I like to take a walk just to see what I can see, like the bear that went over the mountain, in the old song. You never know what might be found, until you look. Keep looking, and something of interest will turn up. Here’s a recent example — nothing stupendous, but a small story that started simply by noting something unexpected, checking it out and seeing what developed.
A friend and I walked along a small stream, talking (of course) and looking at wind-throws and mosses and whatever. We spotted something yellow, bright yellow, floating in a backwater. We detoured down to the edge of the stream and checked out the odd yellow object. It was an uprooted skunk cabbage plant; there was the rootstock with many thick roots and two shoots ready for next spring, a green one, partly eaten, and a yellow one that would be next spring’s flowering stalk. I’d never seen the full rootstock before (bears like to dig it up and eat it) nor all those roots, so that was new and interesting. But why was it left there?
As we pondered the floating skunk cabbage, we noted a pile of sticks, just a little way down the shoreline. We quickly saw that this was a winter cache made by beavers — sticks neatly cut and stacked. The cache held branches and twigs of several species: lots of rusty menziesia, some alder and blueberry and a few hemlock branches. An unusual assortment, in my experience. When they can get them, beavers really like cottonwood and willows, but these were not available in this area.

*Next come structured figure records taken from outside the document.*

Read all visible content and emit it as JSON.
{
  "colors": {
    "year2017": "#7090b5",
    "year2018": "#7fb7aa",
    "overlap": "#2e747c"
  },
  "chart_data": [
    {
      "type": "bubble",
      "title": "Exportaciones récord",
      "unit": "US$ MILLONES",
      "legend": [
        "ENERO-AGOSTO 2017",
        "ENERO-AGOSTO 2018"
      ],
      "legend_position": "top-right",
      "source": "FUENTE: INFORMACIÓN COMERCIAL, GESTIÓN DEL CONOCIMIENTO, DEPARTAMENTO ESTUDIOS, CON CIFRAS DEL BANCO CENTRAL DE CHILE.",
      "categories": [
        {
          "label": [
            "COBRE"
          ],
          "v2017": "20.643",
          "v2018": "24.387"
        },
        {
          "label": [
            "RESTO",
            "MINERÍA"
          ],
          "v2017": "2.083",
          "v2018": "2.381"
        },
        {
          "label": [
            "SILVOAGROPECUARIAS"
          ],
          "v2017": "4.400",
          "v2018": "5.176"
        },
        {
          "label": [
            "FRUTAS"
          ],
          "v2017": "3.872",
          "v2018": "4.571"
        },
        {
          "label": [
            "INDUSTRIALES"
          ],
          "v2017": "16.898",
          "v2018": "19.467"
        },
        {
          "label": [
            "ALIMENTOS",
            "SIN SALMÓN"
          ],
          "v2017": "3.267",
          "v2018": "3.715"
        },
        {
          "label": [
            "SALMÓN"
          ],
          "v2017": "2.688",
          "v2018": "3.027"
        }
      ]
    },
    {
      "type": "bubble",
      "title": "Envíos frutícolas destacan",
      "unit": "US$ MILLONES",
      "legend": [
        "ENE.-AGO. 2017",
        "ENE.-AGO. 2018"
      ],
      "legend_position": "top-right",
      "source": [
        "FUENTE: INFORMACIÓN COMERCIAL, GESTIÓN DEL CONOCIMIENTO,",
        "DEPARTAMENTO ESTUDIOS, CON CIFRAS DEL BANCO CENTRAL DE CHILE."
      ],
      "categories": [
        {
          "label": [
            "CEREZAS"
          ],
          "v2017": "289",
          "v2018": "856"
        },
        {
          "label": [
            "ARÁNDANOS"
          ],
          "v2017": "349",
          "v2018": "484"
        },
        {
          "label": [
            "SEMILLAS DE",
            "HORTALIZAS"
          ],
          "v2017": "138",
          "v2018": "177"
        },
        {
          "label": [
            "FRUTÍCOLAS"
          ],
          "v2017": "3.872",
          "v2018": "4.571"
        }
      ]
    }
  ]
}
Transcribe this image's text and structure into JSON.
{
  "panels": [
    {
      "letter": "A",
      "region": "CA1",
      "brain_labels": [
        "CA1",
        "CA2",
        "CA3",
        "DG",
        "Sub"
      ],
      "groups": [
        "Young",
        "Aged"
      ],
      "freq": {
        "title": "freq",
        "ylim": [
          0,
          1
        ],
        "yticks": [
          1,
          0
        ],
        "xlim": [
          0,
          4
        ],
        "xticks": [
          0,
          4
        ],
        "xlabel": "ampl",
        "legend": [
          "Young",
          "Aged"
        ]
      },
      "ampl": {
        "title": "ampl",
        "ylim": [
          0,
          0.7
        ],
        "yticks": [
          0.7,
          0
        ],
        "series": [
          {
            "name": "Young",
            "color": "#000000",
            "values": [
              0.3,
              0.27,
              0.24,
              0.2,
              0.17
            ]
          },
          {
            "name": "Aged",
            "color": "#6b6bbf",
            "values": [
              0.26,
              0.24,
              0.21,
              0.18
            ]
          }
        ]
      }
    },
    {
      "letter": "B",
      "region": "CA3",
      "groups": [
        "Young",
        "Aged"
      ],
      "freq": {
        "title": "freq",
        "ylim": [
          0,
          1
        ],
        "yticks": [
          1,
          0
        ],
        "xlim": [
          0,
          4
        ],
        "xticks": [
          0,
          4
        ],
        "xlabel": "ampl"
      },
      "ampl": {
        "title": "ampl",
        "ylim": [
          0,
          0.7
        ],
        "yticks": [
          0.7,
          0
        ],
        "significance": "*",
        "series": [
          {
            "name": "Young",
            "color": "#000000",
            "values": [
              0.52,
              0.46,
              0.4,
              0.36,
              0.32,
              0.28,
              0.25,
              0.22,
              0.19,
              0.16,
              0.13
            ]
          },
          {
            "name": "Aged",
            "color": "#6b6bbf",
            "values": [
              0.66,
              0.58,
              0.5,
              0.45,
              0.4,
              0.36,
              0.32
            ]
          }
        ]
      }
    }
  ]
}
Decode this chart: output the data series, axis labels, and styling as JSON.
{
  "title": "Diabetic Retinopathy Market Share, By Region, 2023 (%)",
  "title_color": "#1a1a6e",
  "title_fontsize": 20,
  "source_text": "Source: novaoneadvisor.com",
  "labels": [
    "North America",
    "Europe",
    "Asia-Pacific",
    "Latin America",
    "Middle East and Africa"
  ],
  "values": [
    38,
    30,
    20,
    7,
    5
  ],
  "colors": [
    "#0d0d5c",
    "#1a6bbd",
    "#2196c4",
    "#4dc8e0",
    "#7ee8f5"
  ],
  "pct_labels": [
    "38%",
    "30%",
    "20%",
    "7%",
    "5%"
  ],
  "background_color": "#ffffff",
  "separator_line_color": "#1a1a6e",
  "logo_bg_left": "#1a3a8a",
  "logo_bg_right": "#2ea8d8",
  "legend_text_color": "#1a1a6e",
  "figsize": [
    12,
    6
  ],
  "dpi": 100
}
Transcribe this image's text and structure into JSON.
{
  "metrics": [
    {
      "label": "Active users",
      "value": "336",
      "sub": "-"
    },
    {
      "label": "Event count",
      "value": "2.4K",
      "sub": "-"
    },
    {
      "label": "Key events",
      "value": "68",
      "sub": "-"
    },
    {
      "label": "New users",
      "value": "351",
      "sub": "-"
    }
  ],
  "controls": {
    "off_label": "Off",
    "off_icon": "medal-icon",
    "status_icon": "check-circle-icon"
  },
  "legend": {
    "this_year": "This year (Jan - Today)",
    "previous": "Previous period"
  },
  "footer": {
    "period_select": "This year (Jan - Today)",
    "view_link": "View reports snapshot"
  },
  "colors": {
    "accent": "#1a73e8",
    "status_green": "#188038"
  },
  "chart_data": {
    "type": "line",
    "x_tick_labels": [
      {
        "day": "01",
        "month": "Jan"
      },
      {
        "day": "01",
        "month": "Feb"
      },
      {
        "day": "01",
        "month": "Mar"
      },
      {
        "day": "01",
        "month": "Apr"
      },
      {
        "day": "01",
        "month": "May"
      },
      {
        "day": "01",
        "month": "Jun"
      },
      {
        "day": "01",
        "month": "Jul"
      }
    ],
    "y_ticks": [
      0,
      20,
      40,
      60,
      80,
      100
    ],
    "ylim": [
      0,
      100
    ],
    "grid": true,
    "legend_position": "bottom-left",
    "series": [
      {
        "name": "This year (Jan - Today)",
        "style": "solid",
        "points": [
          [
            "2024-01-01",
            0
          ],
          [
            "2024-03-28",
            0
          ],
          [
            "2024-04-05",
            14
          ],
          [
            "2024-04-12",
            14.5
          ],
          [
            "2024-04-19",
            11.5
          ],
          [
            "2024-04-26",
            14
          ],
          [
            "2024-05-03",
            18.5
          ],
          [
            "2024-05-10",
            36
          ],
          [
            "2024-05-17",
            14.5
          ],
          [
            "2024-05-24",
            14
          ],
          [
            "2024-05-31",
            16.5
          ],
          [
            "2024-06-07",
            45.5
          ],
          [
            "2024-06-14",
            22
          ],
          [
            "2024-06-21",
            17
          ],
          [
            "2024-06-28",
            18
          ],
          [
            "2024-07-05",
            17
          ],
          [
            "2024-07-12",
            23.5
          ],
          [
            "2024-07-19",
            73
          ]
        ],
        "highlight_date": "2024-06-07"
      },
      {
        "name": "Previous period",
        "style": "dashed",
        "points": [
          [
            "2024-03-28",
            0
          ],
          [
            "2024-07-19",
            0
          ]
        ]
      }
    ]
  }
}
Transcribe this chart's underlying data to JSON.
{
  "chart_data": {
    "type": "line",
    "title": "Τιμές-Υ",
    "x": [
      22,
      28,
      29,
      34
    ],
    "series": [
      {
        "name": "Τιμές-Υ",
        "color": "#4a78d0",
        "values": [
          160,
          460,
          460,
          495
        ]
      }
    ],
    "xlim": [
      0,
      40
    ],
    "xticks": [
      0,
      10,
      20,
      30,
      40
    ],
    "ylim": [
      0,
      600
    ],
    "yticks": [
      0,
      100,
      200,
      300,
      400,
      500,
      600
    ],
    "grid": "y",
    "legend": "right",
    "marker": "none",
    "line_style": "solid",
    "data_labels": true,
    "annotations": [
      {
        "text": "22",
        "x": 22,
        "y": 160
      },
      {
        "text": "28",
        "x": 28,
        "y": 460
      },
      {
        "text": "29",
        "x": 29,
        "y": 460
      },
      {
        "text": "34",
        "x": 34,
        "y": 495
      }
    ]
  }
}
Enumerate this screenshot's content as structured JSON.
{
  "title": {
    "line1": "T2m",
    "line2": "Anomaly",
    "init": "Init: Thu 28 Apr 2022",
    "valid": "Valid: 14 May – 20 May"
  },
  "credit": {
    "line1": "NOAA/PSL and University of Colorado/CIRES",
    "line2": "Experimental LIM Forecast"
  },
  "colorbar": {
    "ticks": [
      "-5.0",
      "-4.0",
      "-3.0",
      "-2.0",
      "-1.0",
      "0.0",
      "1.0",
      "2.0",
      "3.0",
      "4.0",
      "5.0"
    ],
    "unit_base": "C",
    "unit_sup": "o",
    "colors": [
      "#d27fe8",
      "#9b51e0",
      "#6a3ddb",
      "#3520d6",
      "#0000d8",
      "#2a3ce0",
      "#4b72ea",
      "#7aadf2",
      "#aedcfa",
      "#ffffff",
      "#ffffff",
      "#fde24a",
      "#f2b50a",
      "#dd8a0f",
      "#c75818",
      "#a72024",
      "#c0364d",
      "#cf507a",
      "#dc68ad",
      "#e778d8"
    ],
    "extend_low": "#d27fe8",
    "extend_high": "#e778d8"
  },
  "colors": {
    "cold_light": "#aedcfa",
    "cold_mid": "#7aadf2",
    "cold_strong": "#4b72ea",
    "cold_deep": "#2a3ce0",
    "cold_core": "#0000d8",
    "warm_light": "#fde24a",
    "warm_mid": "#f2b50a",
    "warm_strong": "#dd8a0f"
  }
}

If there is a cache, there should be a beaver lodge nearby. But we could find no conventional lodge built of a mound of sticks and mud. Maybe these beavers lived in a bank burrow, under the roots of a big spruce tree. The beavers had built a small dam a short distance downstream of the cache. By raising the water level, they would keep the entrance to their living quarters underwater, protecting their “doorway.”
As we meandered along upstream, after our detour, we began to note the stubs of cut-off shrubs in several areas. These cuts, and those on the cached sticks, looked quite fresh. Soon we saw several narrow trails running from the creek-edge up into the woods, where there were more cut stubs. A few cut branches had been left along the trails, perhaps to be hauled later to the cache. Some of these trails had been made after a snowfall, and there were dollops of mud and footprints as evidence of recent use. Beavers had used some of these trails repeatedly, so they were well trampled. But we could find a number of clear footprints of beavers’ hind feet. And otters had used the trails, too.
These signs obviously meant that the beavers had been active outside of their winter quarters, even though they had a cache. This is known to happen, but usually beavers spend the winter months snug in their houses, the adults living partly off stored body fat, and the young ones, still growing, feeding on the cache. If you stand, very quietly, close to a beaver lodge, you may hear the family members talking to each other, murmuring and chuckling.
There you have it — a simple story, but very pleasing to see how one thing led to another. The story expanded from a single basic observation of something that seemed out of place into a picture of family life and uncommon winter activity. Would we have seen those small trails and footprints as we walked along? Certainly. But we would have missed the skunk cabbage and the cache and the invisible lodge. So the picture would have been sorely incomplete.
• Mary F. Willson is a retired professor of ecology.